Providing guided notes with questions – providing students with a skeletal outline of lecture notes that they can fill in allows for more engagement and gives students a clue as to what to focus on. Pair this skeletal outline with key questions for students to consider. Students can either write down their answers at different moments during your lecture or do a “turn and talk” and discuss their answers with a peer sitting next to them.

Cornell Notes with turn and talks – You can also teach students how to do cornell notes and then integrate their notes into class activities and discussions. For example, you can pause during lecture for students to fill out the question column and quiz each other.
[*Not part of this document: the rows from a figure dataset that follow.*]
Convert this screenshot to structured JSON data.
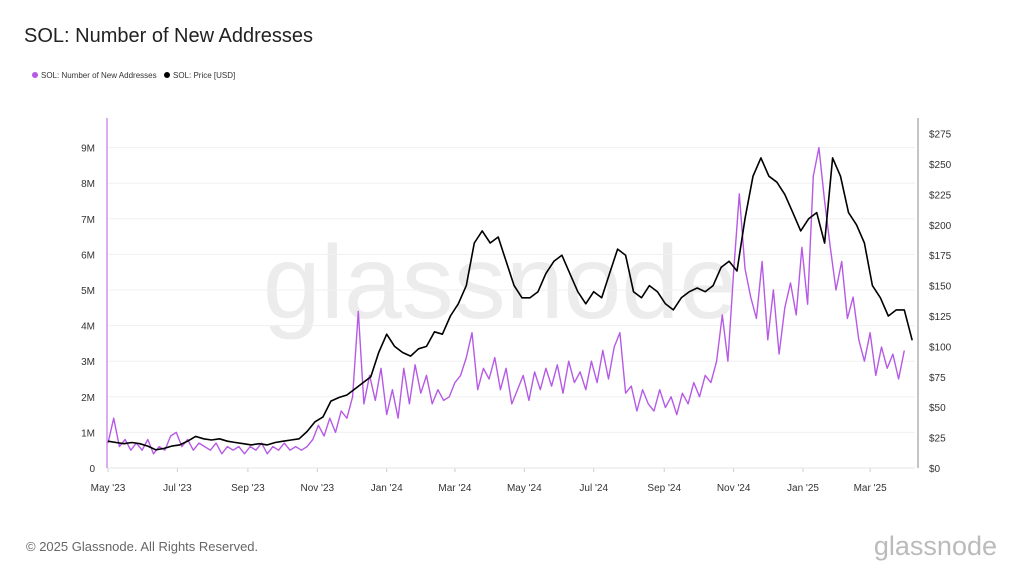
{
  "title": "SOL: Number of New Addresses",
  "footer": {
    "copyright": "© 2025 Glassnode. All Rights Reserved.",
    "logo": "glassnode"
  },
  "watermark": "glassnode",
  "chart_data": {
    "type": "line",
    "title": "SOL: Number of New Addresses",
    "legend_position": "top-left",
    "grid": true,
    "x_ticks": [
      {
        "date": "2023-05-01",
        "label": "May '23"
      },
      {
        "date": "2023-07-01",
        "label": "Jul '23"
      },
      {
        "date": "2023-09-01",
        "label": "Sep '23"
      },
      {
        "date": "2023-11-01",
        "label": "Nov '23"
      },
      {
        "date": "2024-01-01",
        "label": "Jan '24"
      },
      {
        "date": "2024-03-01",
        "label": "Mar '24"
      },
      {
        "date": "2024-05-01",
        "label": "May '24"
      },
      {
        "date": "2024-07-01",
        "label": "Jul '24"
      },
      {
        "date": "2024-09-01",
        "label": "Sep '24"
      },
      {
        "date": "2024-11-01",
        "label": "Nov '24"
      },
      {
        "date": "2025-01-01",
        "label": "Jan '25"
      },
      {
        "date": "2025-03-01",
        "label": "Mar '25"
      }
    ],
    "xlim": [
      "2023-05-01",
      "2025-04-15"
    ],
    "y_left": {
      "lim": [
        0,
        9.8
      ],
      "ticks": [
        0,
        1,
        2,
        3,
        4,
        5,
        6,
        7,
        8,
        9
      ],
      "labels": [
        "0",
        "1M",
        "2M",
        "3M",
        "4M",
        "5M",
        "6M",
        "7M",
        "8M",
        "9M"
      ]
    },
    "y_right": {
      "lim": [
        0,
        287
      ],
      "ticks": [
        0,
        25,
        50,
        75,
        100,
        125,
        150,
        175,
        200,
        225,
        250,
        275
      ],
      "labels": [
        "$0",
        "$25",
        "$50",
        "$75",
        "$100",
        "$125",
        "$150",
        "$175",
        "$200",
        "$225",
        "$250",
        "$275"
      ]
    },
    "series": [
      {
        "name": "SOL: Number of New Addresses",
        "axis": "left",
        "unit": "millions",
        "color": "#b65ae6",
        "start": "2023-05-01",
        "step_days": 5,
        "values": [
          0.7,
          1.4,
          0.6,
          0.8,
          0.5,
          0.7,
          0.5,
          0.8,
          0.4,
          0.6,
          0.5,
          0.9,
          1.0,
          0.6,
          0.8,
          0.5,
          0.7,
          0.6,
          0.5,
          0.7,
          0.4,
          0.6,
          0.5,
          0.6,
          0.4,
          0.6,
          0.5,
          0.7,
          0.4,
          0.6,
          0.5,
          0.7,
          0.5,
          0.6,
          0.5,
          0.6,
          0.8,
          1.2,
          0.9,
          1.4,
          1.0,
          1.6,
          1.4,
          2.0,
          4.4,
          1.8,
          2.6,
          1.9,
          2.8,
          1.5,
          2.2,
          1.4,
          2.8,
          1.8,
          2.9,
          2.1,
          2.6,
          1.8,
          2.2,
          1.9,
          2.0,
          2.4,
          2.6,
          3.1,
          3.8,
          2.2,
          2.8,
          2.5,
          3.1,
          2.2,
          2.8,
          1.8,
          2.2,
          2.6,
          1.9,
          2.7,
          2.2,
          2.8,
          2.3,
          2.9,
          2.1,
          3.0,
          2.4,
          2.7,
          2.2,
          3.0,
          2.4,
          3.3,
          2.5,
          3.4,
          3.8,
          2.1,
          2.3,
          1.6,
          2.2,
          1.8,
          1.6,
          2.2,
          1.7,
          2.0,
          1.5,
          2.1,
          1.8,
          2.4,
          2.0,
          2.6,
          2.4,
          3.0,
          4.3,
          3.0,
          5.5,
          7.7,
          5.6,
          4.8,
          4.2,
          5.8,
          3.6,
          5.0,
          3.2,
          4.5,
          5.2,
          4.3,
          6.2,
          4.6,
          8.2,
          9.0,
          7.5,
          6.2,
          5.0,
          5.8,
          4.2,
          4.8,
          3.6,
          3.0,
          3.8,
          2.6,
          3.4,
          2.8,
          3.2,
          2.5,
          3.3
        ]
      },
      {
        "name": "SOL: Price [USD]",
        "axis": "right",
        "unit": "USD",
        "color": "#000000",
        "start": "2023-05-01",
        "step_days": 7,
        "values": [
          22,
          21,
          20,
          21,
          20,
          18,
          15,
          16,
          18,
          19,
          22,
          26,
          24,
          23,
          24,
          22,
          21,
          20,
          19,
          20,
          19,
          21,
          22,
          23,
          24,
          30,
          38,
          42,
          55,
          58,
          60,
          65,
          70,
          75,
          95,
          110,
          100,
          95,
          92,
          98,
          100,
          112,
          110,
          125,
          135,
          150,
          185,
          195,
          185,
          190,
          170,
          150,
          140,
          140,
          145,
          160,
          170,
          175,
          160,
          145,
          135,
          145,
          140,
          160,
          180,
          175,
          145,
          140,
          150,
          145,
          135,
          130,
          140,
          145,
          148,
          145,
          150,
          165,
          170,
          162,
          205,
          240,
          255,
          240,
          235,
          225,
          210,
          195,
          205,
          210,
          185,
          255,
          240,
          210,
          200,
          185,
          150,
          140,
          125,
          130,
          130,
          105
        ]
      }
    ]
  }
}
Prediction activities – Having students predict what content will be covered or what the readings will be about is a powerful way to activate their learning. When students predict, they activate prior knowledge about the subject matter and prepare their brains for knowledge to be stored, connected and retrieved (Ogan et. al., 2009). Prediction helps the information they learn stick. Prediction activities are simple. Here are some ideas:

  • Predict what content will be covered before, during or after lecture
  • Pause, predict, ponder – have students pause at different points while they read a class text together or listen to lecture, have them predict what will happen, have them read the results or listen to the rest of lecture and then discuss whether or not they predicted correctly with a partner
  • Word scramble – scramble the headline from a news article, book chapter title or journal article title and have students unscramble the words in order to predict what the content will be about.

Classroom Polling – Have students answer brief questions throughout lecture to check for understanding. You can use clickers or a website like polleverywhere.com to electronically receive student answers.